Questions about cache and reflection

i have two cases for performance test and don’t understand completely in dremio cluster.

  1. run query to datasource(s3) without reflection
    i created tables to use and didn’t set reflection to prevent it from caching. query was executed twice and appeared different performance between executions

initial trial took 61s
second trial took 18s

what i expected was data is not cached because i didn’t set reflection but it seems data was cached and like accelerated by that even though job execution page in job history didn’t show accelerated icon( firing rocket).

my question is, what makes the second execution faster? does it use local cache at second trial if there’s no update at the datasource?

  1. run query with reflection
    turning on reflection fetched data from datasource to local storage. i used row reflection. and i ran the same query and performance seemed similar to previous execution’s second trial(18s).

my question is what is difference between second execution without reflection and execution with reflection?

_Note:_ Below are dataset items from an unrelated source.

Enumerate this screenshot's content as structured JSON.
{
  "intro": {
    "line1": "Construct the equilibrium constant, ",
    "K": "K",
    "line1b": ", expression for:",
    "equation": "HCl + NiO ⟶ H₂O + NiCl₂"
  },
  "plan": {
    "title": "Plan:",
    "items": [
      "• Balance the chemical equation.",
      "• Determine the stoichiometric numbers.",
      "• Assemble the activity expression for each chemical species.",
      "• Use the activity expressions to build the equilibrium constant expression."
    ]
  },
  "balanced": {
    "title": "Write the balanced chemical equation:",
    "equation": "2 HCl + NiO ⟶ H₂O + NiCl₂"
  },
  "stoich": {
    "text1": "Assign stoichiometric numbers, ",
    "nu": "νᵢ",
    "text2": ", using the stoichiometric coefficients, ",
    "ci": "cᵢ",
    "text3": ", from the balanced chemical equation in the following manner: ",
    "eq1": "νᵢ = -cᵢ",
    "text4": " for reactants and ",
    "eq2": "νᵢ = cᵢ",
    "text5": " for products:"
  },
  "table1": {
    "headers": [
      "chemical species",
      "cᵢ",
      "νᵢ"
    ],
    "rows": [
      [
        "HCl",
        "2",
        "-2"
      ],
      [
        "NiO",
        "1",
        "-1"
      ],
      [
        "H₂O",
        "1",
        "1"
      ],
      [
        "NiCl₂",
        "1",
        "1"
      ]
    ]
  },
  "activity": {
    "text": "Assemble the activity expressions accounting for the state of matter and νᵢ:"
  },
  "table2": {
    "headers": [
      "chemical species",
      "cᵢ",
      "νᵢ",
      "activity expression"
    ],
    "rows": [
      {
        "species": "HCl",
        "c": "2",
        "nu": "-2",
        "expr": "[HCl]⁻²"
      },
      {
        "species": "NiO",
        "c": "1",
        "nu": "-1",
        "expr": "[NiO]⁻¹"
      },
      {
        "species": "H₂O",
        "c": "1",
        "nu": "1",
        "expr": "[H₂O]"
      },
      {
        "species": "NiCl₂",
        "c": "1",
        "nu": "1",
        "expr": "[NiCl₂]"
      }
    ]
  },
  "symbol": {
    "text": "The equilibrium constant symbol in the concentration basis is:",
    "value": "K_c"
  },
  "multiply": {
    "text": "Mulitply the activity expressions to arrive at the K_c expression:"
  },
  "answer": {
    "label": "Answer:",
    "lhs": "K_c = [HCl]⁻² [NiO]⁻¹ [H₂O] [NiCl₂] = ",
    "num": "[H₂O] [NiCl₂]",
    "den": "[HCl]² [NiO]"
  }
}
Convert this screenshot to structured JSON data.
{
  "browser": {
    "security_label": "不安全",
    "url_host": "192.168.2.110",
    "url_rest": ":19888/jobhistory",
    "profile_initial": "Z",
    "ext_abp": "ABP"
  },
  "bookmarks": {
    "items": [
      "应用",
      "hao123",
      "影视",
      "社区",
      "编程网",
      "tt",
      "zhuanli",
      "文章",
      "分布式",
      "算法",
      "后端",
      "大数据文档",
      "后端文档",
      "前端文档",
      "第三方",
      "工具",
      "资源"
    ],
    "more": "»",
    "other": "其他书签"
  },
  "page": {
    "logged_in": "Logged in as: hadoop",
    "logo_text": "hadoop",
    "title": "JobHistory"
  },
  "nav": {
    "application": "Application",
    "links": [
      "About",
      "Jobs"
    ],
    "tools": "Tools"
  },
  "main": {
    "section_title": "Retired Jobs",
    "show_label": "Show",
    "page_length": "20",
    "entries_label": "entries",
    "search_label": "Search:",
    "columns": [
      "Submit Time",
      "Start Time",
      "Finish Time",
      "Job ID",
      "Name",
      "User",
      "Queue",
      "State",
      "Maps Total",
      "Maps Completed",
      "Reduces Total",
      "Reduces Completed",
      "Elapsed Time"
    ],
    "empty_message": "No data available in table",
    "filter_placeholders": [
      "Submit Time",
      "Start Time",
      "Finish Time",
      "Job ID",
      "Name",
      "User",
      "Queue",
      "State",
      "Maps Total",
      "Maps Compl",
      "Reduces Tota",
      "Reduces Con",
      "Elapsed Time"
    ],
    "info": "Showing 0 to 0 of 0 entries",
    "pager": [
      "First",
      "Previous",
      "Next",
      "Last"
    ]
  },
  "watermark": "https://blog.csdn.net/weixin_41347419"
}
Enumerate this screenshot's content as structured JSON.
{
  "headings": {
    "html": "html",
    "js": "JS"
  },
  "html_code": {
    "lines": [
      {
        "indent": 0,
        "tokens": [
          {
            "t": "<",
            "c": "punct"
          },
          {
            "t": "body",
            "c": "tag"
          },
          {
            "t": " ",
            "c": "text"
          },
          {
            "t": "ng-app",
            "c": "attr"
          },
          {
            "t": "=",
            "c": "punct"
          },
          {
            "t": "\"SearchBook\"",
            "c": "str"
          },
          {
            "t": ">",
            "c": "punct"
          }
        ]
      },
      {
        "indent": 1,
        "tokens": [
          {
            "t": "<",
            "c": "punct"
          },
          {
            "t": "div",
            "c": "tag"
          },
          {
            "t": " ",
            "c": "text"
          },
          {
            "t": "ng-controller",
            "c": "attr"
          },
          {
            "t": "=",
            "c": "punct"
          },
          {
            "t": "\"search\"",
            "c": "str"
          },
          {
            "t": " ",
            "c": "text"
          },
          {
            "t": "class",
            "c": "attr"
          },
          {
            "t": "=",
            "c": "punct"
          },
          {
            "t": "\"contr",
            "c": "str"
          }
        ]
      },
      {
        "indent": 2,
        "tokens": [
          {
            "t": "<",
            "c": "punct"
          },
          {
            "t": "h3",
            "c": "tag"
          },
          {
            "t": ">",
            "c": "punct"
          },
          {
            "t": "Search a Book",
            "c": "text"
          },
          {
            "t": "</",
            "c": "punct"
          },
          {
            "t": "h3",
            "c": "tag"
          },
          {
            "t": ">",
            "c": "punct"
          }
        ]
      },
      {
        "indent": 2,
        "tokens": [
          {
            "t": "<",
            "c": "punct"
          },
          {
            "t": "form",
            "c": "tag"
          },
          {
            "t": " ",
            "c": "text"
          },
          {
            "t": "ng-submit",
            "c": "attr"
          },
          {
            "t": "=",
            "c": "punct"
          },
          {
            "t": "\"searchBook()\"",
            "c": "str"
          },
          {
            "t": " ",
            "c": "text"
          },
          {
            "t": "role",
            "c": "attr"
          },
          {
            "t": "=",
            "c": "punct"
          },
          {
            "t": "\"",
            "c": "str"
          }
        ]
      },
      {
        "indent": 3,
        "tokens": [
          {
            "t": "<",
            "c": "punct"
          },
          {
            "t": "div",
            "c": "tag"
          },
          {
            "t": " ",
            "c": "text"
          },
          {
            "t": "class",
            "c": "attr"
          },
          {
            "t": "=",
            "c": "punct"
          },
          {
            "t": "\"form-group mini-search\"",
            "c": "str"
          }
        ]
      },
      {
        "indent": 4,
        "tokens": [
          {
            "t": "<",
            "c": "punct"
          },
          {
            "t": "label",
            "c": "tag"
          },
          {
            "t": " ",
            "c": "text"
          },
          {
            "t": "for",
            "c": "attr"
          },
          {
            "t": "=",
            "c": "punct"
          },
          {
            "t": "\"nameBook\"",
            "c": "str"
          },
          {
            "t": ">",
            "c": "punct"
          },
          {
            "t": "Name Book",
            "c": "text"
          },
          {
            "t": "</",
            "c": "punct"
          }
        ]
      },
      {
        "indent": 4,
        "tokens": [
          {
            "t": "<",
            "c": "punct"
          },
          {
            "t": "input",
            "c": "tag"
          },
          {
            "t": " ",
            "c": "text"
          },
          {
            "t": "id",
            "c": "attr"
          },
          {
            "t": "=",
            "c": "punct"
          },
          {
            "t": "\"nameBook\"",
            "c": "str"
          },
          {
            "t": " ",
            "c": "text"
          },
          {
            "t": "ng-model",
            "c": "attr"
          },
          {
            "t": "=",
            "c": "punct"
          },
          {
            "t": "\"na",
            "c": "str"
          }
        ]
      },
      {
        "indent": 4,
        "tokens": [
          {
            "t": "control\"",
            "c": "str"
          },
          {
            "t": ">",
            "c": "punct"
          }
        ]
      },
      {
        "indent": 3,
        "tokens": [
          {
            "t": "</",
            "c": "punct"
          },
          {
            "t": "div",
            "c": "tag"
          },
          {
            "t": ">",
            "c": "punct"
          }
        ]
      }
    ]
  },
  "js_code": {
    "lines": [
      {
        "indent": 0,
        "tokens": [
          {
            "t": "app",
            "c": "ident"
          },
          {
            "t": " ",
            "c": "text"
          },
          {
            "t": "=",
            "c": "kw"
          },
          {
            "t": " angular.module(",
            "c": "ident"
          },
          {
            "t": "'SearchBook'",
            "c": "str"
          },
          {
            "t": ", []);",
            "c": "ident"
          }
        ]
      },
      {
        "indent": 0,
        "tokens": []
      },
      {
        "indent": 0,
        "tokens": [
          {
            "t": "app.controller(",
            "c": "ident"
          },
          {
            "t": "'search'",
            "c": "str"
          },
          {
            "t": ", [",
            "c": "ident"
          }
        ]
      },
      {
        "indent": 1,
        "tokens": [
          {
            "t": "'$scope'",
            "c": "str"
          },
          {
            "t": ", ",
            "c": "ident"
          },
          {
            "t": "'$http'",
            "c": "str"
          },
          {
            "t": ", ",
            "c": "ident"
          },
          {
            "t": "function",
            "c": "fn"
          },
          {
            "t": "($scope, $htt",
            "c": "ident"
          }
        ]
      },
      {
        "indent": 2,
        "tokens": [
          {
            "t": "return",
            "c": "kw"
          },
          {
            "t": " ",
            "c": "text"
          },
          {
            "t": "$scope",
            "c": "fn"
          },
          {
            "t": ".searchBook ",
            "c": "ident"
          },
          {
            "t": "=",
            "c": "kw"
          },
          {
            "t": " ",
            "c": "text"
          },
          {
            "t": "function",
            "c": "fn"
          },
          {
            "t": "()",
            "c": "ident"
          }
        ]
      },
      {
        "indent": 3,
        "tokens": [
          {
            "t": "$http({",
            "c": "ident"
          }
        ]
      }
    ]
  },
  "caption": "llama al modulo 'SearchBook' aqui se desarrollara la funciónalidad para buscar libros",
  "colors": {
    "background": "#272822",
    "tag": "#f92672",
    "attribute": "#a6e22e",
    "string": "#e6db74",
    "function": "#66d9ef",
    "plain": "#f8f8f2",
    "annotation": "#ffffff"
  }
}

it would be really helpful to me to understand how dremio works.

thanks!

@indigoblue8848 There are 4 in total

  • Unaccelerated query without C3
  • Unaccelerated query with C3
  • Accelerated query without C3
  • Accelerated query with C3

Kindly send me the profiles of the different runs and I can explain what happened

Ok i’ll share my profiles with you

@balaji.ramaswamy hello, i’ve done replicating all the cases you’ve noted.

thanks for your help.